Regex - lazy match first pattern occurrence, but no subsequent matching patterns

Question

I need to return the first percentage, and only the first percentage, from each row in a file.

1. Each row may have one or two, but not more than two, percentages.
2. There may or may not be other numbers in the line, such as a dollar amount.
3. The percentage may appear anywhere in the line.

Ex:

Profits in California were down 10.00% to $100.00, a decrease from 22.6% the prior year.
Profits in New York increased by 0.9%.
Profits in Texas were up 1.58% an increase from last year's 0.58%.

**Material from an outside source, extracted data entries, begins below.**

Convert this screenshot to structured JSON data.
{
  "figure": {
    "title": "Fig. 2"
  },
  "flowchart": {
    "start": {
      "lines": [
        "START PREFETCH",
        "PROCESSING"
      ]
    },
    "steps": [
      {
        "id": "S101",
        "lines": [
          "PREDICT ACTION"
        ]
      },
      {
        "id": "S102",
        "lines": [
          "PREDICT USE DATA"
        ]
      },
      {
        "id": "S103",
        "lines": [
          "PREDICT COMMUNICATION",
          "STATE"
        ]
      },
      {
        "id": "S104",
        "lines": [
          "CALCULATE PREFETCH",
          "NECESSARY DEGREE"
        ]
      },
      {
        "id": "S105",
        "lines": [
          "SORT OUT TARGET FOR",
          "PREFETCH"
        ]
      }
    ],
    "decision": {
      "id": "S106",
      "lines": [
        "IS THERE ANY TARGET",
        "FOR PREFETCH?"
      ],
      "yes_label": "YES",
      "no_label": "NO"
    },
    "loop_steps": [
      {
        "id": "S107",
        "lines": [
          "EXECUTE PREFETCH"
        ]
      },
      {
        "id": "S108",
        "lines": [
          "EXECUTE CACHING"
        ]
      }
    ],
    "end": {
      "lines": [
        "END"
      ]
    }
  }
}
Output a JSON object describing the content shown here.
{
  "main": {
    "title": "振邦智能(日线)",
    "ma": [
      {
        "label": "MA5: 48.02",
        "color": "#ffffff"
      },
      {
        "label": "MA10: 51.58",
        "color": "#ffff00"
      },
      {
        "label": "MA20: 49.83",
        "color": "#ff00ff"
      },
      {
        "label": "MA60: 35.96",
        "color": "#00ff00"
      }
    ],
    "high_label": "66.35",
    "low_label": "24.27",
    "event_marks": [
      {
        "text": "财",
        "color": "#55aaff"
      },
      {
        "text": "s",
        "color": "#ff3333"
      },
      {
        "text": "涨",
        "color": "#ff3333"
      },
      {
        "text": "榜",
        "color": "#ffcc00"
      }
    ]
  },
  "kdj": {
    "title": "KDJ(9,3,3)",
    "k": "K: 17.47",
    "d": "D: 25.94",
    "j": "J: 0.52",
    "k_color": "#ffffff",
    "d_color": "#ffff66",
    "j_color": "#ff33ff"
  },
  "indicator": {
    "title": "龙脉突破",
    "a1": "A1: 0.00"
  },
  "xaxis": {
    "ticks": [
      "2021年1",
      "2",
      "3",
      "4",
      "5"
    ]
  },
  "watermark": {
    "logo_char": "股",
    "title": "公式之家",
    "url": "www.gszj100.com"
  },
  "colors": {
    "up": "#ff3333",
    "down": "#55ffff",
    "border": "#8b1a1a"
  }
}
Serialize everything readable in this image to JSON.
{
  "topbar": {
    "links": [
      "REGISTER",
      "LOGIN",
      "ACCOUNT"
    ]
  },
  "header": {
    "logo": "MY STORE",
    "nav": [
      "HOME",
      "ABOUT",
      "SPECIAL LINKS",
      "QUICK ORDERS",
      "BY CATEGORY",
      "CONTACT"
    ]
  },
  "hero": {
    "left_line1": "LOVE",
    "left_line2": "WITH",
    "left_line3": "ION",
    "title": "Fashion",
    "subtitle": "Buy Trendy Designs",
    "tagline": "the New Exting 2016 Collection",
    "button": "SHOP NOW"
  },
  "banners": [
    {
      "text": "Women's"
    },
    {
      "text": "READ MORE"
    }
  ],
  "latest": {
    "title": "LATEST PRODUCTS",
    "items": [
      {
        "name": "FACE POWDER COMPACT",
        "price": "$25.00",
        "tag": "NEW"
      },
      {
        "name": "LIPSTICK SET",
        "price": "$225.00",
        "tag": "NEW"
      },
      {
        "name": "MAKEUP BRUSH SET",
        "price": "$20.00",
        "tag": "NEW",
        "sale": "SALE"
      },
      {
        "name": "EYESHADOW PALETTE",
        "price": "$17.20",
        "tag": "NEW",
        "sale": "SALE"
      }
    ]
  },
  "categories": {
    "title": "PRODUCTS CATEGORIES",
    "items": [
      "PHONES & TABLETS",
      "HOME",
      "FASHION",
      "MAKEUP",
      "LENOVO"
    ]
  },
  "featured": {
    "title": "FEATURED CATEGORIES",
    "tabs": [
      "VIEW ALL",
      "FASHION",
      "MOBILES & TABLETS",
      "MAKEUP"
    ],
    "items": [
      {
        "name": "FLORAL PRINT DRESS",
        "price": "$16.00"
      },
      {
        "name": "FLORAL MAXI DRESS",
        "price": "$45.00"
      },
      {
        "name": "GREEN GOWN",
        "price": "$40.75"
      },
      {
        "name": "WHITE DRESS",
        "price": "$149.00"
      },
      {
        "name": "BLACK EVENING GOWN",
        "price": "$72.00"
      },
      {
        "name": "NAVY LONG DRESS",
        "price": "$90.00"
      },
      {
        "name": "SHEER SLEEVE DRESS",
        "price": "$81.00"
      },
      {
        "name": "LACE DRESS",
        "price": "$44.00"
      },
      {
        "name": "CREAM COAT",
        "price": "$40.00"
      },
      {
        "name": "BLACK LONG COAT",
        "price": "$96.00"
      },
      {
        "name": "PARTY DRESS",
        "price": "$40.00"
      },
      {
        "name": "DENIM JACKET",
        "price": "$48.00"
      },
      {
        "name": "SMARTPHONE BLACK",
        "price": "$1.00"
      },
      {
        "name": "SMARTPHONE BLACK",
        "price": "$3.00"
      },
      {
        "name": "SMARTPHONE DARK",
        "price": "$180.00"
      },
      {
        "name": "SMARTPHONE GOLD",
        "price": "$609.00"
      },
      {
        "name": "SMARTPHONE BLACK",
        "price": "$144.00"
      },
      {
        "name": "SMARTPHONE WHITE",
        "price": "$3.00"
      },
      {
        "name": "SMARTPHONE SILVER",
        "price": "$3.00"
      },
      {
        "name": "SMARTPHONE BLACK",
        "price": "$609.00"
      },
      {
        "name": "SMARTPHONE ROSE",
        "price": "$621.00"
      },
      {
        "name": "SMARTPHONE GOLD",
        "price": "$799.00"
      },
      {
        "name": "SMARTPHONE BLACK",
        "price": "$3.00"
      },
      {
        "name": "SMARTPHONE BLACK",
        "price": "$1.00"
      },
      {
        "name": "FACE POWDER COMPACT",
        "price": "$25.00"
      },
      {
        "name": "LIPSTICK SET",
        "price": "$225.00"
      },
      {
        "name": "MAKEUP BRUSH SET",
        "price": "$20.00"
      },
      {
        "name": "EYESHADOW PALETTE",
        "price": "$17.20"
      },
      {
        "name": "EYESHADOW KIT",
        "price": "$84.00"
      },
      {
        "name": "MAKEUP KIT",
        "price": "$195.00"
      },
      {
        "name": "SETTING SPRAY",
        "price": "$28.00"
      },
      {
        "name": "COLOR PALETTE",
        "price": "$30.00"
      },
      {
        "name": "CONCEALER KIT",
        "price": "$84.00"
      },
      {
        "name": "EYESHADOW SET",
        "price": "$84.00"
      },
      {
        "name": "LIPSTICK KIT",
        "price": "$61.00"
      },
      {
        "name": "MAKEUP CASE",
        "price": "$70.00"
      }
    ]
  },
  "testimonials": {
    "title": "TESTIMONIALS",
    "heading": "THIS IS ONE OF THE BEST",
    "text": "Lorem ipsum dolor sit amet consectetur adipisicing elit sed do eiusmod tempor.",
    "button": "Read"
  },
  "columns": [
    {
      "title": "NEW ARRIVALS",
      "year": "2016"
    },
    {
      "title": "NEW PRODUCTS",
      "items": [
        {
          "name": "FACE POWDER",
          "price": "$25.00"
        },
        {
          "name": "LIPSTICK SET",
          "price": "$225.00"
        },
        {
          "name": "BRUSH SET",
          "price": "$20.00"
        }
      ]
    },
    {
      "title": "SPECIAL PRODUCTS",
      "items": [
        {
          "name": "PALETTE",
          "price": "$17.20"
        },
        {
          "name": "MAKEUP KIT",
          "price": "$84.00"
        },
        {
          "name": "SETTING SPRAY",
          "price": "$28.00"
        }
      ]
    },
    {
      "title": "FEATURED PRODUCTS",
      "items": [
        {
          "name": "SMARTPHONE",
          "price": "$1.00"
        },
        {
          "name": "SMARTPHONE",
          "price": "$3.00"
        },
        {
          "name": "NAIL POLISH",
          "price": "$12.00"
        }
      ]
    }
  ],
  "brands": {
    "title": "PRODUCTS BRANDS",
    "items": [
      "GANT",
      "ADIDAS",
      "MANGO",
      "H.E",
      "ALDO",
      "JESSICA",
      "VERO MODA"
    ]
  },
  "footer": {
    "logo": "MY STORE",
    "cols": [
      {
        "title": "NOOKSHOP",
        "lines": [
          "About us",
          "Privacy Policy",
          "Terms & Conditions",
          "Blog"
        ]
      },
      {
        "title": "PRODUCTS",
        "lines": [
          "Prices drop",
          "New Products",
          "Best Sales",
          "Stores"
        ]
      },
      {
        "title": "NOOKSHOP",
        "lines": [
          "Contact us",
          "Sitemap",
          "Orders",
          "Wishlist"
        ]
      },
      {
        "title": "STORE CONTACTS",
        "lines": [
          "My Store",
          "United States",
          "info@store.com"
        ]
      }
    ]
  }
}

I can write a regex to capture all occurrences:

[0-9]+\.[0-9]+[%]+?

https://regex101.com/r/owZaGE/1

The other SO questions I've perused only address this issue when the pattern is at the front of the line or always preceded by a particular set of characters

What am I missing?

Answer 1

/^.*?((?:\d+\.)?\d+%)/gm

works with a multiline flag, no negative lookbehind (some engines don't support non-fixed width lookbehinds). Your match will be in the capture group.

Answer 2

Mine is similar to you except I allowed numbers like 30% (without decimal points)

\d+(\.\d+)?%

I don't know what language you are using, but in python for getting the first occurrence you can use re.search()

Here is an example:

import re

pattern = r'\d+(\.\d+)?%'
string = 'Profits in California were down 10.00% to $100.00, a decrease from 22.6% the prior year.'

print(re.search(pattern, string).group())

Answer 3

I was able to solve using a negative lookbehind:

(?<!%.*?)([0-9]+\.[0-9]+[%]+?)